Degree of Difficulty:
Although this is not a difficult pattern, there are some steps that may be a bit tricky for an absolute beginner — mostly in terms of wrestling odd shapes under one’s sewing machine foot. It should be a piece of cake for an intermediate sewer though. Sometimes I see something and I can figure out how to make it myself, but this one has a bit of ingenious construction, so I’m glad I bought the pattern and learned a new trick or two to add to my toolbox of sewing skills.

Modifications:
It’s probably obvious that I modified my tote a bit. I deconstructed one of Mr. Incredible‘s old uniforms for my outer panel fabric. The side in the first picture is the back of the uniform “blouse” with the nice big side pocket from his pants. I added a name tape and branch insignia in totally non-official places. I used the cinch-y thing from the pants and a cuff from the blouse for quasi-usable decoration. The other side is essentially the front of the blouse with the two lower pockets, and including the button placket, although it opens to nothing (if I were really high-speed I would have sewn an inner lining behind the button placket so there’d be a hidden Napoleon-style side entry pocket). Another cinch-y thing, jump wings, insignia from another branch, and a tape you can’t see that says US Army dress it up a bit. On the inside  I used the upper pocket from the uniform blouse because it has an awesome inner pocket for a pen (photo above). The other side of the interior has the pocket included in the pattern, although I used the ribbon that cinches up the bottom of the uniform pants instead of the fabric loop from the instructions (photo below). The shoulder straps are from the length of the pants and include a bit of the double layered sections that reinforce the knee and inner thighs (adds nothing to the functionality of the straps, just a couple of decorative seams).

Conclusion:
I’m very pleased with the pattern and the finished product. I appreciate when something looks equally handsome in real life as it does in the photos on the package. I would definitely recommend this pattern. I give it 12 muffins too (though not literally this time).

06 Feb

Dove in the Window

The new theme at 12×12 is Window. This is huge — I could go so many places with it that I am actually overwhelmed.

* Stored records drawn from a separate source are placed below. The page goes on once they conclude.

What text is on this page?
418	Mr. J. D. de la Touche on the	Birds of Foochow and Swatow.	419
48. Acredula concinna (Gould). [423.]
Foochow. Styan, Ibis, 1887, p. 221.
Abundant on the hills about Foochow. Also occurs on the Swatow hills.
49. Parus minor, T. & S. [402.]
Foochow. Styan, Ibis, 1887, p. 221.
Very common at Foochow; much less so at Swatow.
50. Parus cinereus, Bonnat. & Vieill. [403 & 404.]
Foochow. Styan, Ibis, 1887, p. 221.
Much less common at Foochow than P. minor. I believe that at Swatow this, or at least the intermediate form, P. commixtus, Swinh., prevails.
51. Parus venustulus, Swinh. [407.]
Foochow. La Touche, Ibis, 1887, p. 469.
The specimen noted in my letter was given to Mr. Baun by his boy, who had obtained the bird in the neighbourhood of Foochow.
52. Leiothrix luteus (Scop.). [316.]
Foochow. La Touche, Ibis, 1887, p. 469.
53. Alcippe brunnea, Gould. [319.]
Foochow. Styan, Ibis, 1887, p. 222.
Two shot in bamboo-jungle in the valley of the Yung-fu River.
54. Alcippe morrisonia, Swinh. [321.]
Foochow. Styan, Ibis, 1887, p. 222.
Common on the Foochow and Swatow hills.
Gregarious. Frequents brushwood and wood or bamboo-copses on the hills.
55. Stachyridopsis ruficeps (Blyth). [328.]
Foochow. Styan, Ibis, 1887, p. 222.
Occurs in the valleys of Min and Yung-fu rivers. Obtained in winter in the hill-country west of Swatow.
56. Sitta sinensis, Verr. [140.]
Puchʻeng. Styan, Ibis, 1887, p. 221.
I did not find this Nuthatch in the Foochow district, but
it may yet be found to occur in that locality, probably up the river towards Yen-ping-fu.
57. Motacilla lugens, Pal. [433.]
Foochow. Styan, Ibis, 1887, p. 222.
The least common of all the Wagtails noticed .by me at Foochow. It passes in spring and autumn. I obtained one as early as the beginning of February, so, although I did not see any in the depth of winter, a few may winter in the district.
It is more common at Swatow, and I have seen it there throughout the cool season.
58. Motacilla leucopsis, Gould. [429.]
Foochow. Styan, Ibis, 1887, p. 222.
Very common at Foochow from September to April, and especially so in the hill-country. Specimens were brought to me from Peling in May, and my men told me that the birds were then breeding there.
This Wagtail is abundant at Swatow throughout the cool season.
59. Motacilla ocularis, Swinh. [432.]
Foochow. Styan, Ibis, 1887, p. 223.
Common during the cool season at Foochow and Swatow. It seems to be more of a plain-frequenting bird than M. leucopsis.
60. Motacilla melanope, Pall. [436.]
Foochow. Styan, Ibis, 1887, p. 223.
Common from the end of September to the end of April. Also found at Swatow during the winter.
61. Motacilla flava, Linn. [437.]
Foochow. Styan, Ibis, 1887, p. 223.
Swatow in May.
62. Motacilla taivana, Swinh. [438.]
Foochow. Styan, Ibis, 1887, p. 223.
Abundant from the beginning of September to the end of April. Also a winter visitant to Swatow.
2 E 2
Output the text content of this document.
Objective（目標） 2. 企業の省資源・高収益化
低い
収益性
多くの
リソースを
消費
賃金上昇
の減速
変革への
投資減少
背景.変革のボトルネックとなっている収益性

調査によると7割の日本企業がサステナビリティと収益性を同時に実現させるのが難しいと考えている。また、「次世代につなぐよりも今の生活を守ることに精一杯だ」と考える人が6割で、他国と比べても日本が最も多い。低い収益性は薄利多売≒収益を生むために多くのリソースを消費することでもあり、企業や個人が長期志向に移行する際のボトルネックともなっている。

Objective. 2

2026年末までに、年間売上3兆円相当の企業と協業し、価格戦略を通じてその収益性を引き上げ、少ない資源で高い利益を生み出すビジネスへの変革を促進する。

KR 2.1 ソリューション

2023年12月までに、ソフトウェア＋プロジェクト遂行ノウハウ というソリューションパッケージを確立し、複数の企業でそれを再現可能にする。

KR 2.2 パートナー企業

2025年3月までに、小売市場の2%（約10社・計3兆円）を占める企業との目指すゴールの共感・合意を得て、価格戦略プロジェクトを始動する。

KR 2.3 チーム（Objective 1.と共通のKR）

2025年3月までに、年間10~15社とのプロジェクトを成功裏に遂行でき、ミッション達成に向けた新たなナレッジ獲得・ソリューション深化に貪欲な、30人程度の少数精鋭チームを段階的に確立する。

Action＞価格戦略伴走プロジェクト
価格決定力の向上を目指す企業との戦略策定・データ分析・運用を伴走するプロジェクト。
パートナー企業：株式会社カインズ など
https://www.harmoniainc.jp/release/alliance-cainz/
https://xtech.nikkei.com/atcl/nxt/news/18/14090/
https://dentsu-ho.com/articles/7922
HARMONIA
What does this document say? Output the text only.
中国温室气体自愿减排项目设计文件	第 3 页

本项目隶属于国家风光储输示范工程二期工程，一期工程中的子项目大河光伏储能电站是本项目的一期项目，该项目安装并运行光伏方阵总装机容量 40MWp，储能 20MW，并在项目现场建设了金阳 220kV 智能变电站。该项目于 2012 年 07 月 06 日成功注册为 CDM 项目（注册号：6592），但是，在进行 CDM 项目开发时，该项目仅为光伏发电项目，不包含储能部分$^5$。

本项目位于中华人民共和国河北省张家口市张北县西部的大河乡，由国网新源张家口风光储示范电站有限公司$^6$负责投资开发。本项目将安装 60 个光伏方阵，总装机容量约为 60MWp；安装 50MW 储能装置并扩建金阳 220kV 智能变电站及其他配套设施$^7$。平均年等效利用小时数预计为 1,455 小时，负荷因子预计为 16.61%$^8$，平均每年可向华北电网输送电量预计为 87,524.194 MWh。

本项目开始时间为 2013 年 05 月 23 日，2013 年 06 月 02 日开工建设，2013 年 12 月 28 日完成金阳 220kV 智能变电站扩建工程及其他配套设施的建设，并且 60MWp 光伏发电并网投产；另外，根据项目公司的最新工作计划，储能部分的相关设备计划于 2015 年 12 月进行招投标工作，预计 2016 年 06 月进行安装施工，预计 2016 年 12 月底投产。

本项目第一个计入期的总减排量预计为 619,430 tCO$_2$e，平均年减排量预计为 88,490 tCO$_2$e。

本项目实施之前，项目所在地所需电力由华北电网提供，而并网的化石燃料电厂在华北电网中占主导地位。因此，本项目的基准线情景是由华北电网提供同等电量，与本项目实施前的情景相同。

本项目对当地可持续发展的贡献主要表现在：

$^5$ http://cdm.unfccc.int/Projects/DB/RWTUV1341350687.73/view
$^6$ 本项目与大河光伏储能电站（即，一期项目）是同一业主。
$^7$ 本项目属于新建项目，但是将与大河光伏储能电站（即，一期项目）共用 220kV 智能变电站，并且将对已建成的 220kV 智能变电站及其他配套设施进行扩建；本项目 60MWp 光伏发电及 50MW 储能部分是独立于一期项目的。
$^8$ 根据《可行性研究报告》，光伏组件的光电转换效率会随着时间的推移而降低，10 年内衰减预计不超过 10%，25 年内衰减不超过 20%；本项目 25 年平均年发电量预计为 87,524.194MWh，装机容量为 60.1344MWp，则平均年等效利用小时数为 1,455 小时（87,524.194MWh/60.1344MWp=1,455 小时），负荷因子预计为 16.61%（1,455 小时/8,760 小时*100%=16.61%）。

Out of curiosity, I looked to traditional quilt blocks like Cathedral Windows and Attic Window, and also found one called “Dove in the Window” which and was first published by the Lady’s Art Company in 1898.

dove-in-window-block

I think there’s a lot to be said for traditional quilt blocks and their history. I love their names. Some are whimsical, some are pictorial, some are political — like Burgoyne Surrounded or Whig’s Retreat. I like that their makers could include subtle messages through the blocks they chose to use: the most widely known probably being the blocks claimed to be used by slaves to assist in their escape to freedom like Wagon Wheel, Flying Geese and Monkey Wrench.

I felt compelled to try out this block today. I used fabric from my husband’s old BDUs (battle dress uniform). I doubt I’ll use it as my 12×12 submission, but it could well inform something else I want to work on. Actually, I have about 5,000 things I want to work on. Is it wrong for me to hope the kids don’t come home from school today?